I admit to a certain potential bias here.  The specific Disney stage version I’ve seen is that of the very first national touring company, back in the mid-’90s, wherein the role of Lumiere was played by Patrick Page.  I first met Patrick on the high school speech and debate circuit, where we were both doing expository speeches on stage magic — except that I was your average teen-aged amateur performer, and Patrick was already a seasoned professional prestidigitator.  We bonded over our mutual interest in magic, and when Patrick turned up in my college dorm a few years later as a transfer student, we rapidly developed a friendship.

Returning, though, to Beauty and the Beast — in the “official” Disney stage version, there’s a good deal of added material, and most of that material serves to transform the story from a light animated romance into a full-bore Broadway spectacle.  Specifically, it becomes via both script and choreography a French cabaret show, with several new speaking parts for members of the household staff and a major new song, “Human Again”, which supports both a major production number and a much stronger character arc for Lumiere and Cogsworth.  And the result?  Structurally, the changes transform Lumiere’s role from that of a passive narrator to an active master of ceremonies, creating a much stronger character arc for the talking furniture as a whole — and for Lumiere in particular, by way of a specific romantic interest in particular.

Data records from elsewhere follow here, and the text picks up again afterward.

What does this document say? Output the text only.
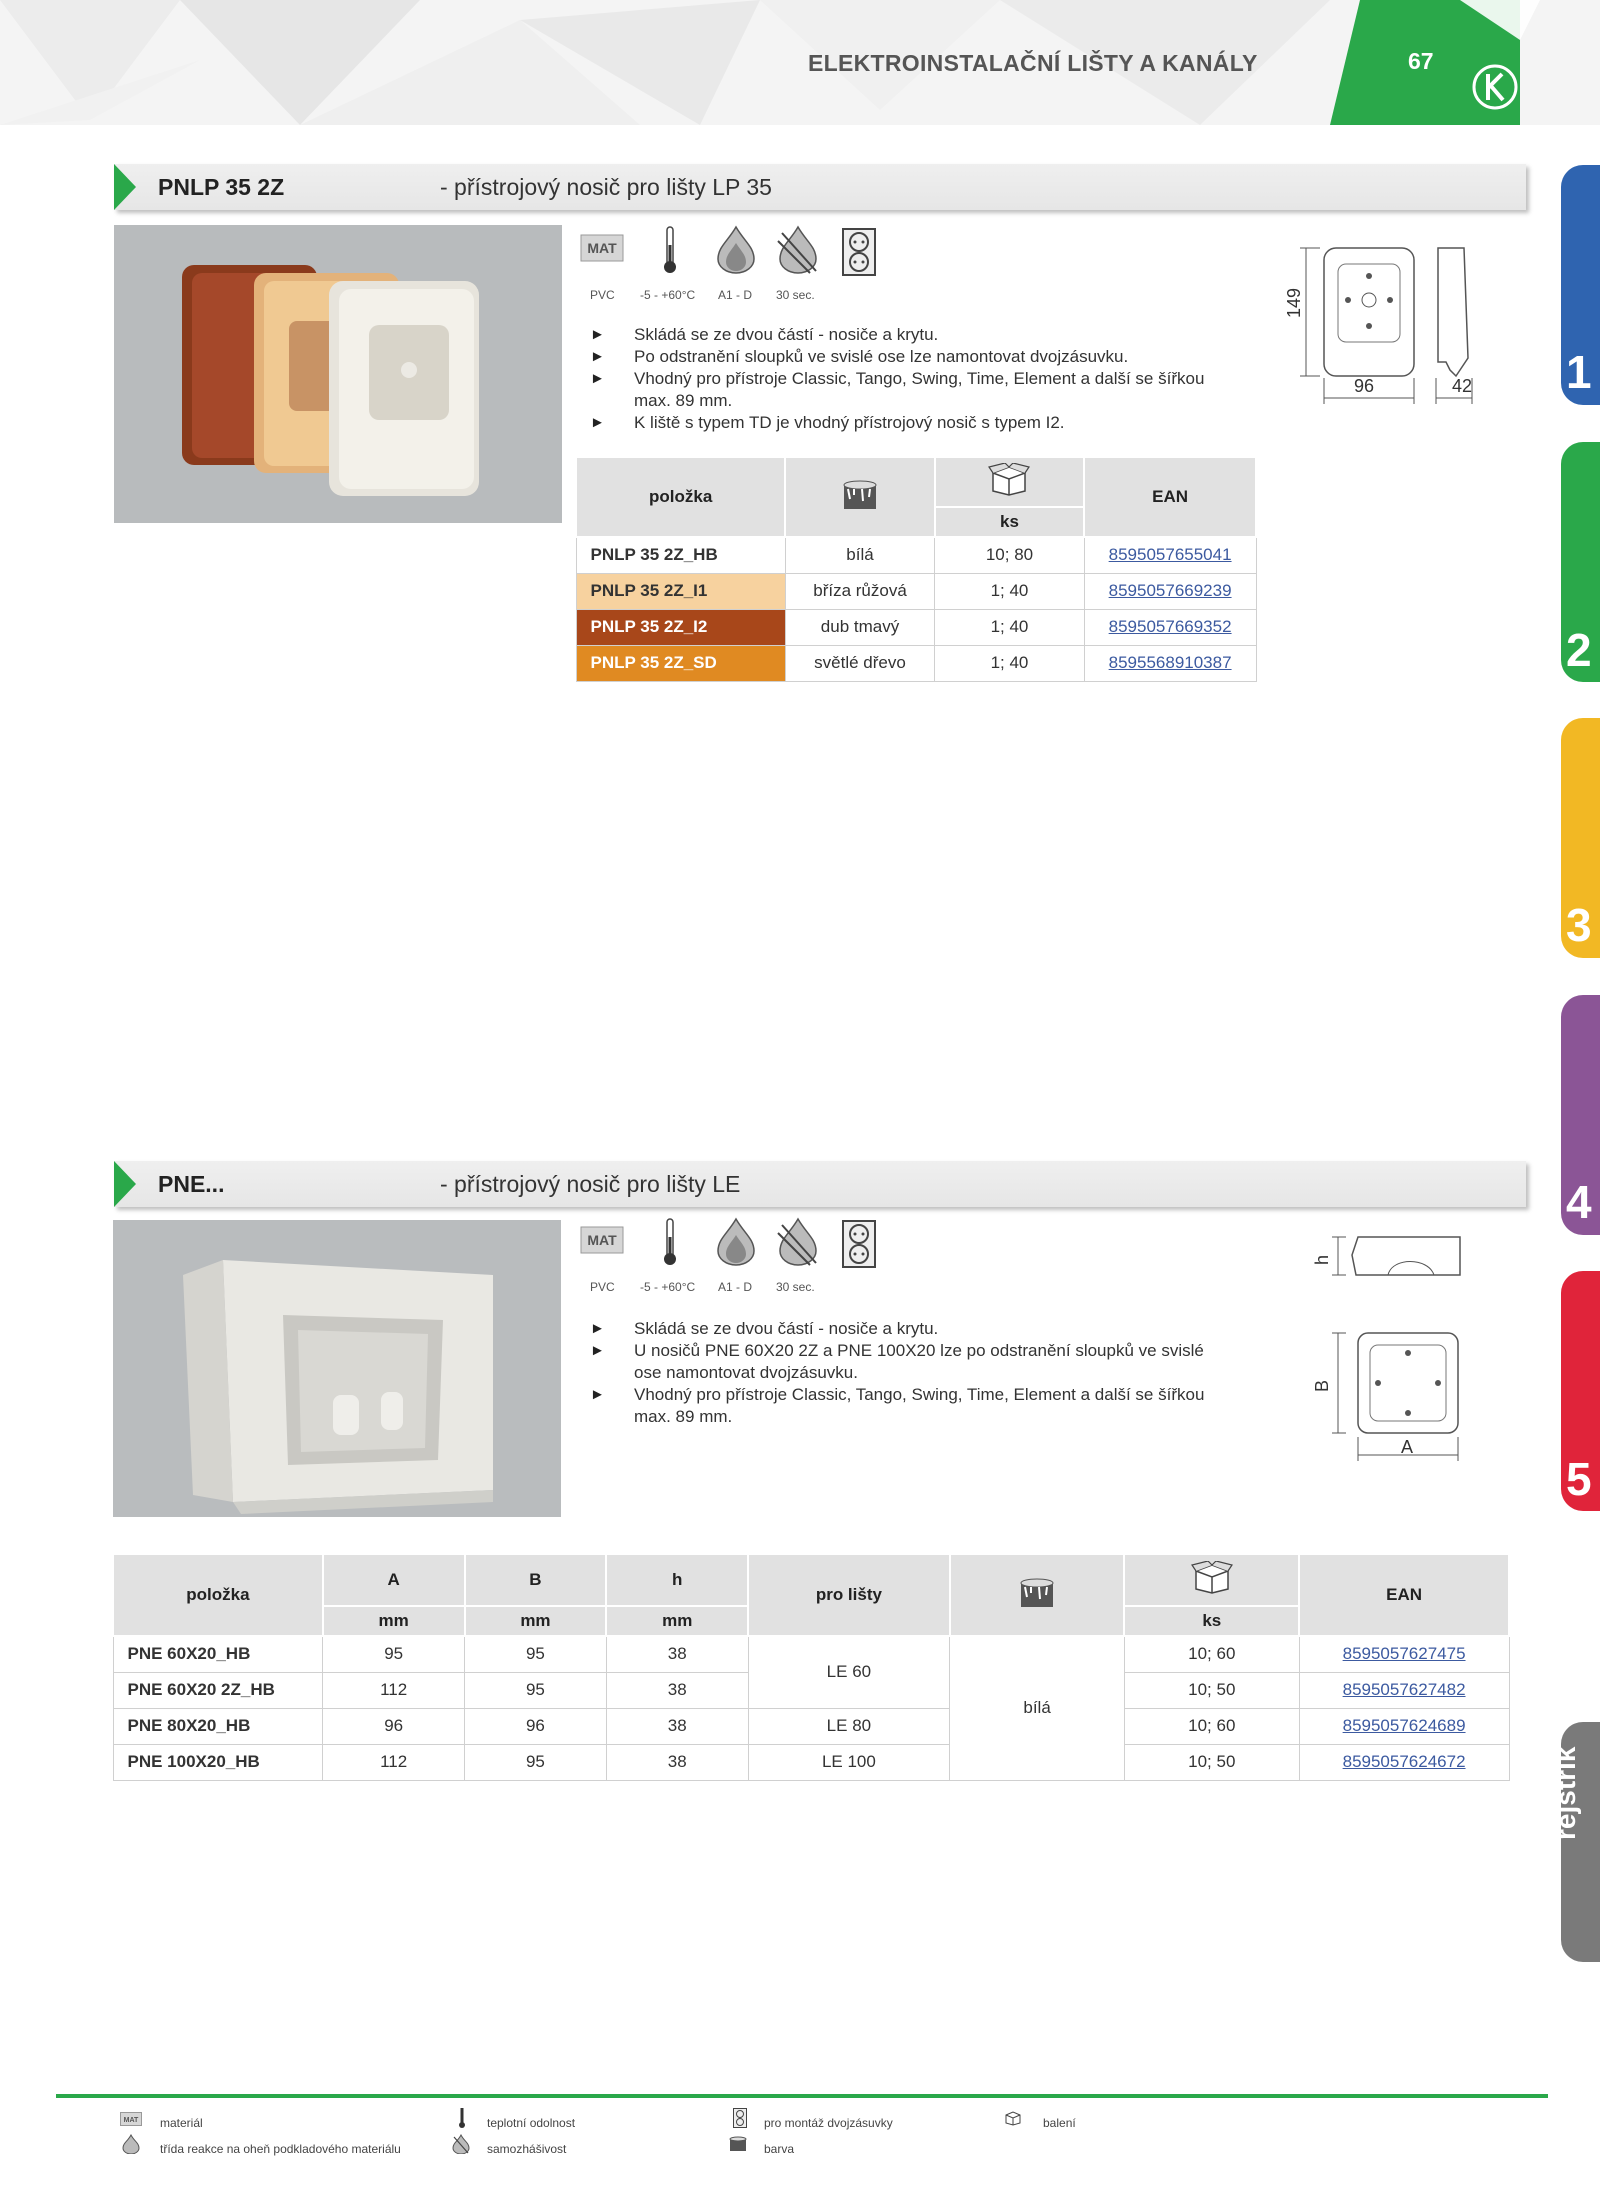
ELEKTROINSTALAČNÍ LIŠTY A KANÁLY	67
1
2
3
4
5
rejstřík
PNLP 35 2Z	- přístrojový nosič pro lišty LP 35
MAT
PVC -5 - +60°C A1 - D 30 sec.
► Skládá se ze dvou částí - nosiče a krytu.
► Po odstranění sloupků ve svislé ose lze namontovat dvojzásuvku.
► Vhodný pro přístroje Classic, Tango, Swing, Time, Element a další se šířkou max. 89 mm.
► K liště s typem TD je vhodný přístrojový nosič s typem I2.
149
96	42
položka			EAN
		ks	
PNLP 35 2Z_HB	bílá	10; 80	8595057655041
PNLP 35 2Z_I1	bříza růžová	1; 40	8595057669239
PNLP 35 2Z_I2	dub tmavý	1; 40	8595057669352
PNLP 35 2Z_SD	světlé dřevo	1; 40	8595568910387
PNE...	- přístrojový nosič pro lišty LE
MAT
PVC -5 - +60°C A1 - D 30 sec.
► Skládá se ze dvou částí - nosiče a krytu.
► U nosičů PNE 60X20 2Z a PNE 100X20 lze po odstranění sloupků ve svislé ose namontovat dvojzásuvku.
► Vhodný pro přístroje Classic, Tango, Swing, Time, Element a další se šířkou max. 89 mm.
h
B
A
položka	A	B	h	pro lišty			EAN
	mm	mm	mm			ks	
PNE 60X20_HB	95	95	38	LE 60	bílá	10; 60	8595057627475
PNE 60X20 2Z_HB	112	95	38			10; 50	8595057627482
PNE 80X20_HB	96	96	38	LE 80		10; 60	8595057624689
PNE 100X20_HB	112	95	38	LE 100		10; 50	8595057624672
MAT materiál	teplotní odolnost	pro montáž dvojzásuvky	balení
třída reakce na oheň podkladového materiálu	samozhášivost	barva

Or so I conclude from the touring show I saw all those years ago, in which Patrick’s Lumiere was definitely the prime mover.  And that brings us to the trouble with OSF’s production.  Necessarily, OSF’s version has chosen not to try and match the visual spectacle of the Disney shows — most particularly, there’s no attempt at all to visually replicate the sweep and wonder that’s the Beast’s amazing library.  Instead, it opts for lightning-fast pacing and nearly instant scene changes, moving the action forward as briskly as it can.  But what the production loses in the process are its character moments — with the literally tiny exception of Chip’s, as young Naiya Gardiner perfectly underplays (and steals) every scene she’s in with the help of Kate Mulligan’s Mrs. Potts, possibly the strongest pure vocalist in the cast.  As an ensemble, the cast is excellent — but there’s no one here who emerges as a focus, for either the story or the spectacle.

And as a result, what audiences have in OSF’s production is more a soundtrack album and highlight reel than anything else.  It’s watchable, and listenable, and enjoyable, and even good — but the power and depth that this story can have just isn’t there.